Chinese artificial intelligence (AI) app DeepSeek has overtaken ChatGPT and other rivals to become the top-rated free application on Apple’s App Store in the US, UK and China.
The app has surged in popularity since its launch in January, challenging the widely-held belief that America is the untouchable leader of the AI industry.
It is powered by the open-source DeepSeek-V3 model, which its researchers claim was developed for less than $6m – significantly less than the billions spent by rivals.
But this claim has been disputed by others in the AI space.
After DeepSeek-R1 was launched earlier this month the company boasted of “performance on par with” one of ChatGPT maker OpenAI’s latest models – when used for tasks such as maths, coding and natural language reasoning.

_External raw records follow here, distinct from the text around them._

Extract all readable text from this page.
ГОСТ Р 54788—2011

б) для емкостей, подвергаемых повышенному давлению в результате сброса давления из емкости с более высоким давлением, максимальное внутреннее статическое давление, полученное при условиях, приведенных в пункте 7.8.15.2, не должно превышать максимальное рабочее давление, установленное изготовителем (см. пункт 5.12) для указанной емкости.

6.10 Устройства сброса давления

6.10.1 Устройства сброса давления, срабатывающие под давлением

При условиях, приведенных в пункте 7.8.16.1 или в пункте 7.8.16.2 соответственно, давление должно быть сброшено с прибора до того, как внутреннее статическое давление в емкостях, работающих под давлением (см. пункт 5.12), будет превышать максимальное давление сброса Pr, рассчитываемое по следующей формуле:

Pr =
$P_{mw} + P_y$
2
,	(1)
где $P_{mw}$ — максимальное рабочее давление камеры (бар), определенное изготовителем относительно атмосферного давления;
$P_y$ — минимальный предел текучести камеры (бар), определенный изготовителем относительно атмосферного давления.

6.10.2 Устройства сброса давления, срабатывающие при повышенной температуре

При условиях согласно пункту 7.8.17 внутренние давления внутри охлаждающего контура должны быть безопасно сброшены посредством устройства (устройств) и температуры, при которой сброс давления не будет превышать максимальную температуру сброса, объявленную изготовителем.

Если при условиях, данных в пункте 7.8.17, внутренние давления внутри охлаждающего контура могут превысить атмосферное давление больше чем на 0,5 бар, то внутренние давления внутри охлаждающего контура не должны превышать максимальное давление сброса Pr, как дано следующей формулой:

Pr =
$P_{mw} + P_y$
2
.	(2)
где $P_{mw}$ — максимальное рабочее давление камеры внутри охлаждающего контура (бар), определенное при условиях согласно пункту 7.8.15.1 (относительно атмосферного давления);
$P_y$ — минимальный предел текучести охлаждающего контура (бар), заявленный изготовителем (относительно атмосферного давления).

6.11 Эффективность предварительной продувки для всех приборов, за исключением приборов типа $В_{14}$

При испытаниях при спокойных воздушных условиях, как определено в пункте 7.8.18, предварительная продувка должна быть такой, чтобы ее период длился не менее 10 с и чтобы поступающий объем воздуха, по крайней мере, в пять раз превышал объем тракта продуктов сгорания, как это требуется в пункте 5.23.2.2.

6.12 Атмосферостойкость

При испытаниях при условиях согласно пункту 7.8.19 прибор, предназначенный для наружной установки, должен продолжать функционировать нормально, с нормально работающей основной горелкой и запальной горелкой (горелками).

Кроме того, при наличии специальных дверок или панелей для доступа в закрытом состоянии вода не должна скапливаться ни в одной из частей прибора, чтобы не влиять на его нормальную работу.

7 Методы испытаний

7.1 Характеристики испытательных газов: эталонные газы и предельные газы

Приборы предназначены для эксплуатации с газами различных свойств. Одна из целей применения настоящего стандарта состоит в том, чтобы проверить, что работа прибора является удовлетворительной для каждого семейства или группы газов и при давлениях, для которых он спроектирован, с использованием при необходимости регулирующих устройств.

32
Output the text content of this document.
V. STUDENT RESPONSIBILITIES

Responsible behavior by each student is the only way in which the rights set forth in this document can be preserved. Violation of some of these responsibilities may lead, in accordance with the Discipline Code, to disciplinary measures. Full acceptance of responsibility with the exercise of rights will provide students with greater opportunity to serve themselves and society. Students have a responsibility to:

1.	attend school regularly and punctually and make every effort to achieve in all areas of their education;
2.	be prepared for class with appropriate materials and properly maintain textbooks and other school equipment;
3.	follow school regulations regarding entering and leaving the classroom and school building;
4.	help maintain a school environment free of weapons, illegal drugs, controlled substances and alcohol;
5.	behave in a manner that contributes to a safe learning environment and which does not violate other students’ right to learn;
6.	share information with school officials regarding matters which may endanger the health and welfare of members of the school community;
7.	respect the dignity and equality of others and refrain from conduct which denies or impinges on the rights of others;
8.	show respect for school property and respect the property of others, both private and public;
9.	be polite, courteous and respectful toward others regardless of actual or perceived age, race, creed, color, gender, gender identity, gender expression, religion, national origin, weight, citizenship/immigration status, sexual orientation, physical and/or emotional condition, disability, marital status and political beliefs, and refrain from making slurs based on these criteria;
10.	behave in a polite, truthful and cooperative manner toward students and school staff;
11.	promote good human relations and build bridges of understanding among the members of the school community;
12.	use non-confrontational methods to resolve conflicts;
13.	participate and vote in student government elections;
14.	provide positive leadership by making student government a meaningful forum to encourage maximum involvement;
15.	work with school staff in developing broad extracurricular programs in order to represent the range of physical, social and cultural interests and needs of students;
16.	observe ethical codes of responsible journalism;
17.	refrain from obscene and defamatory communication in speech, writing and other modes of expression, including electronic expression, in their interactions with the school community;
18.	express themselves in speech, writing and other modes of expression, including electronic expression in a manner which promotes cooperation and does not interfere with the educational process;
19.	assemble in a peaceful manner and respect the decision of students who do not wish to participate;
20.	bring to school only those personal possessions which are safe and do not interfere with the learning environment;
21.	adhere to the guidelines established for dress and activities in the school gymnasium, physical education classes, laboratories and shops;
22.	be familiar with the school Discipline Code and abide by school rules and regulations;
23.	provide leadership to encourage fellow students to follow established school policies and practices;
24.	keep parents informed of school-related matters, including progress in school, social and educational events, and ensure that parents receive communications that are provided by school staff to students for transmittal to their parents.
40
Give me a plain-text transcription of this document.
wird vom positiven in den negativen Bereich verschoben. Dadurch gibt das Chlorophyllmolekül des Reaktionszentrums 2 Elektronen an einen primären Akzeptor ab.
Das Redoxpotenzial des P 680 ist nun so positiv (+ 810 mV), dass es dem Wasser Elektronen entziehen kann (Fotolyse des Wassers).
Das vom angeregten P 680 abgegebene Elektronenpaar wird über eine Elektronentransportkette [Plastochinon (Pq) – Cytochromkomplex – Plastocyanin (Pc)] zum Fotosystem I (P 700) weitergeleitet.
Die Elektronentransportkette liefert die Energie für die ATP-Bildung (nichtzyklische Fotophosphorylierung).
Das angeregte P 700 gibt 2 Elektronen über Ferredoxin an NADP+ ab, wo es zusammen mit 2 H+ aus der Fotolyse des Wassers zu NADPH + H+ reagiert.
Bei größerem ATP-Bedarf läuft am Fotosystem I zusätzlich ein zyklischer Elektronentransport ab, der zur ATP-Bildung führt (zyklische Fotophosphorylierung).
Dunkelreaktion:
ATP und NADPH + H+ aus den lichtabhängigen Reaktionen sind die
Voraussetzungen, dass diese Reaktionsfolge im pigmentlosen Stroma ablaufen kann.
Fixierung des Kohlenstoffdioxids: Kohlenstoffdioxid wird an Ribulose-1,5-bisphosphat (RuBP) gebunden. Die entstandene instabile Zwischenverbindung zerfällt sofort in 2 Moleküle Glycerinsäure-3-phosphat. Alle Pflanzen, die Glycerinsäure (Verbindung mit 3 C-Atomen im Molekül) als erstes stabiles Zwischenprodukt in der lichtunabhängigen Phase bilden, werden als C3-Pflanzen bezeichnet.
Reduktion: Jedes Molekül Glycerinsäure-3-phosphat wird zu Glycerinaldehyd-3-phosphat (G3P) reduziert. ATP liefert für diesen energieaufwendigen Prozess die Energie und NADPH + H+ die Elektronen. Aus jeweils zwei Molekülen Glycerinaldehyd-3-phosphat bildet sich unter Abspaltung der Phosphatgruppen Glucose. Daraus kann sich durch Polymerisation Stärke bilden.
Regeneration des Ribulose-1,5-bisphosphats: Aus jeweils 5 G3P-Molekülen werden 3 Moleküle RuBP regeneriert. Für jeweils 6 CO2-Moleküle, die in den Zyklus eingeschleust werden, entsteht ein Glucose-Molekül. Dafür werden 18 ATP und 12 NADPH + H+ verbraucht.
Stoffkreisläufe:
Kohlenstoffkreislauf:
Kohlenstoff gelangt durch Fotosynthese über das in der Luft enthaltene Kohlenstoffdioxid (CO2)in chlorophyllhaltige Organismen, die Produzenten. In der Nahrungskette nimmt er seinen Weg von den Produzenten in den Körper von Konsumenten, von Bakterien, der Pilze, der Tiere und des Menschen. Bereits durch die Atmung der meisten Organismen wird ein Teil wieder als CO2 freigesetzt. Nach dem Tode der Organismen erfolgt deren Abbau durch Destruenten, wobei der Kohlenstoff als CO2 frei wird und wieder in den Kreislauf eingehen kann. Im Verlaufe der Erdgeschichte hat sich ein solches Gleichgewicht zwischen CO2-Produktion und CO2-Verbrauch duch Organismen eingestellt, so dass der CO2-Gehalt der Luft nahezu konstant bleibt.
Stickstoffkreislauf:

Silicon Valley venture capitalist and Donald Trump advisor Marc Andreessen described DeepSeek-R1 as “AI’s Sputnik moment”, in a reference to the first artificial Earth satellite that was launched by the Soviet Union in 1957.
Advanced chips power the training of AI models like ChatGPT and DeepSeek.
But since 2021 the US government has widened its restrictions on advanced chips being sold to China.
In order to continue their work without steady supplies of imported advanced chips, Chinese AI developers have shared their work with each other and experimented with new approaches to the technology.
This has resulted in AI models that require far less computing power than before. It also means that they cost a lot less than previously thought possible, which has the potential to upend the industry.